Once a blade or bar of Damascus has been forged, it must be prepared for heat-treating. The first step is three thermal cycles to relieve stresses imparted while forging the damascus. The thermal cycles consist of heating the bar to non-magnetic and allowing it to cool for several minutes.

This is repeated two more times, and after the third heating, the bar can be allowed to cool to room temperature, which is a normalizing step. This process greatly reduces the possibility of the blade warping during the hardening process.

The blade or bar of damascus is then ready to anneal. It is again heated to non-magnetic and placed in vermiculite to slow the cooling process. After approximately six hours, the steel is annealed and can then be drilled and ground easily.

After drilling any holes needed and grinding to a 120-grit finish, the blade is ready to harden. If the forging was uneven and required grinding one side of the blade more than the other, I recommend several more thermal cycles before hardening.

The hardening process for bars forged of a combination of 1084 and 15N20 goes as follows: heat the blade to 1,500 degrees in high temperature salt; hold for two to three minutes; quench in preheated (120-degree) oil; and the allow the blade to cool until it can be handled comfortably bare handed.

This should result in a Rockwell hardness of 62-64 Rc. Two tempering cycles of one hour each at 400-425 degrees should produce a blade with a Rockwell hardness of approximately 58 Rc. If high temperature salts are unavailable, the blade can be heated to nonmagnetic and quenched with similar results.

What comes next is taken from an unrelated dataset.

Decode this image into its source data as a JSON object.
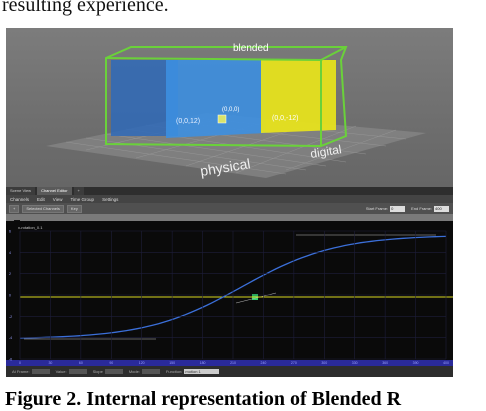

This same heat-treating recipe will work for other combinations of simple steels. The tempering cycles should be at a lower temperature (350 degrees) and raised 25 degrees incrementally until the desired hardness is obtained.

The hardened and tempered blade must then be finish-ground and hand sanded so that it can be etched to reveal the damascus pattern.

I grind my blades to a 320-grit finish and begin hand sanding with 400-grit wet and dry paper. The sanding is done perpendicular to the 320-grit belt marks until they are gone. Then 600-grit wet and dry paper is used to remove the 400-grit scratches.